Current best evidence for clinical care (more info)
BACKGROUND: Several COVID-19 vaccines have been approved. The mRNA vaccine from Pfizer/BioNTech (Comirnaty, BNT162b2; BNT) and the vector vaccine from AstraZeneca (Vaxzevria, ChAdOx1; AZ) have been widely used. mRNA vaccines induce high antibody and T cell responses, also to SARS-CoV-2 variants, but are costlier and less stable than the slightly less effective vector vaccines. For vector vaccines, heterologous vaccination schedules have generally proven more effective than homologous schedules.
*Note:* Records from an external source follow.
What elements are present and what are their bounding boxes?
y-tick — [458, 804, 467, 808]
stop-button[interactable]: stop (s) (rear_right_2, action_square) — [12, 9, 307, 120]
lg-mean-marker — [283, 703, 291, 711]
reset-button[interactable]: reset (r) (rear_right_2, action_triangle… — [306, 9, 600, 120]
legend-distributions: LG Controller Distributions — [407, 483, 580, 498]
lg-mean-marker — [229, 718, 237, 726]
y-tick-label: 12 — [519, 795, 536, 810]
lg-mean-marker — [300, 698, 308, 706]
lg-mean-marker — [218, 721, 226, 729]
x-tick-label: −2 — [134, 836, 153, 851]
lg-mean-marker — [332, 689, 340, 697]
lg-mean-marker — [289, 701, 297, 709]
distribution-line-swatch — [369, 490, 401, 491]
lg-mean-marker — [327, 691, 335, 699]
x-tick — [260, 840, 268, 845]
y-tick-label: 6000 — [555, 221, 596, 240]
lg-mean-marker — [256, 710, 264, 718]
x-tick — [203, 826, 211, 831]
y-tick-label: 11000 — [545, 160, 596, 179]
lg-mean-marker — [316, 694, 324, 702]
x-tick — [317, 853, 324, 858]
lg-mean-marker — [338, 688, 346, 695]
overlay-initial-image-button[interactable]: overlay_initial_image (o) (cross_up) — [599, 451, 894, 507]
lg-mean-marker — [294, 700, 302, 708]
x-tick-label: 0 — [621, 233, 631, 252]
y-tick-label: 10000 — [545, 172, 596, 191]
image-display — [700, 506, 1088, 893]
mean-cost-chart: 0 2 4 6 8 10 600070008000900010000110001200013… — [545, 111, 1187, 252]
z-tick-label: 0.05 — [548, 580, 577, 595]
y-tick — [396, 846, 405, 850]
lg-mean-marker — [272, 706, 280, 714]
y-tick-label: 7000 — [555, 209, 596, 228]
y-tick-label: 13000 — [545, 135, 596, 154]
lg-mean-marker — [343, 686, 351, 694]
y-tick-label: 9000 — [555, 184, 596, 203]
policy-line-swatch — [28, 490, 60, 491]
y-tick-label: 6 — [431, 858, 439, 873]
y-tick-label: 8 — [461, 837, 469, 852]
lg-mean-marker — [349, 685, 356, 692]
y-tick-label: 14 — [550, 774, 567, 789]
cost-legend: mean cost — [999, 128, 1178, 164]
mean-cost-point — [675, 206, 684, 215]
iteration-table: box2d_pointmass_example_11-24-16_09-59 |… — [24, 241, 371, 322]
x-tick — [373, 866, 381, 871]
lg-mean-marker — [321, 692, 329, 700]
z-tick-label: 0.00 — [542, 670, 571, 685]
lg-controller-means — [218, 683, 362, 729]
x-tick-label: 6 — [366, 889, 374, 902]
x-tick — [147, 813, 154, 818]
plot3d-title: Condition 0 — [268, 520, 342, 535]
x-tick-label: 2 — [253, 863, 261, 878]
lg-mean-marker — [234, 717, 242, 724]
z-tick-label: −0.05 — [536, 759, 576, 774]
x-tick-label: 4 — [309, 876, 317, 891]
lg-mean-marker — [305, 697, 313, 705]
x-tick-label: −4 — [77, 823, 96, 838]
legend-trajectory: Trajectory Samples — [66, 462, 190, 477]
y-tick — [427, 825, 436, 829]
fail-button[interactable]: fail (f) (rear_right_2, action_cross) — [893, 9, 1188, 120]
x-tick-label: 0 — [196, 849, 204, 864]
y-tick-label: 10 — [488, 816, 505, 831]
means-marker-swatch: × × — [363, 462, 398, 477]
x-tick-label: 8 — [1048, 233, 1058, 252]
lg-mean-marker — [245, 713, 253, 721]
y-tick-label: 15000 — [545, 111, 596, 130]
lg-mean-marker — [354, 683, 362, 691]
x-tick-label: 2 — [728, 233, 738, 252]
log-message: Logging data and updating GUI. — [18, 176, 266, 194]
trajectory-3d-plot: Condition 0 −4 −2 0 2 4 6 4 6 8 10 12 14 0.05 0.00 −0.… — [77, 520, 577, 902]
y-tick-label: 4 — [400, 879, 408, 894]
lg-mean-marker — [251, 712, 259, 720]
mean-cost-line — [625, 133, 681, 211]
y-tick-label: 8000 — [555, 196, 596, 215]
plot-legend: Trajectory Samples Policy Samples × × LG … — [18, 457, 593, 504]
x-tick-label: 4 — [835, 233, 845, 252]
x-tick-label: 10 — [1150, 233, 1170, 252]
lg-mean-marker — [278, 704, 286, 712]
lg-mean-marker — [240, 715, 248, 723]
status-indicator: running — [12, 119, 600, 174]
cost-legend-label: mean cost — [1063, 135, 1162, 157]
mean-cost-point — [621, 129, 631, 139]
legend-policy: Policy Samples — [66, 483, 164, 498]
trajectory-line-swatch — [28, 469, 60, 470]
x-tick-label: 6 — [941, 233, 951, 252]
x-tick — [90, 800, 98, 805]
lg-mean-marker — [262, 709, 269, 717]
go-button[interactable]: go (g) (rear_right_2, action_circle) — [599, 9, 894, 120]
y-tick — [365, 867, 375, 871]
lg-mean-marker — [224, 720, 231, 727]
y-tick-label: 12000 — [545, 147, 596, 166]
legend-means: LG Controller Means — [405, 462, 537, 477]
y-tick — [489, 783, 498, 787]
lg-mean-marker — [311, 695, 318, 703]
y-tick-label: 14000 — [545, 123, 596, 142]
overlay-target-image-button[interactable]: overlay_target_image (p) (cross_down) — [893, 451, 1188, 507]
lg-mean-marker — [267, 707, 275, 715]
METHODS: In the HEVACC three-arm, single-blinded, adaptive design study (ClinicalTrials.gov Identifier: NCT04907331), participants between 18 and 65 years with no prior history of SARS-CoV-2 infection and a first dose of AZ or BNT were included. The AZ/AZ and the AZ/BNT arms were randomized (in a 1:1 ratio stratified by sex and trial site) and single-blinded, the third arm (BNT/BNT) was observational. We compared the reactogenicity between the study arms and hypothesized that immunogenicity was higher for the heterologous AZ/BNT compared to the homologous AZ/AZ regimen using neutralizing antibody titers as primary endpoint.
FINDINGS: This interim analysis was conducted after 234 participants had been randomized and 254 immunized (N=109 AZ/AZ, N=115 AZ/BNZ, N=30 BNT/BNT). Heterologous AZ/BNT vaccination was well tolerated without study-related severe adverse events. Neutralizing antibody titers on day 30 were statistically significant higher in the AZ/BNT and the BNT/BNT groups than in the AZ/AZ group, for B.1.617.2 (Delta) AZ/AZ median reciprocal titer 75.9 (99.9% CI 58.0 - 132.5), AZ/BNT 571.5 (99.9% CI 396.6 - 733.1), and BNT/BNT 404.5 (99.9% CI 68.3 - 1024). Similarly, the frequency and multifunctionality of spike-specific T cell responses was comparable between the AZ/BNT and the BNT/BNT groups, but lower in the AZ/AZ vaccinees.
INTERPRETATION: This study clearly shows the immunogenicity and safety of heterologous AZ/BNT vaccination and encourages further studies on heterologous vaccination schedules.
FUNDING: This work was supported by the Medical University of Innsbruck, and partially funded by NIAID contracts No. 75N9301900065, 75N93021C00016, and 75N93019C00051.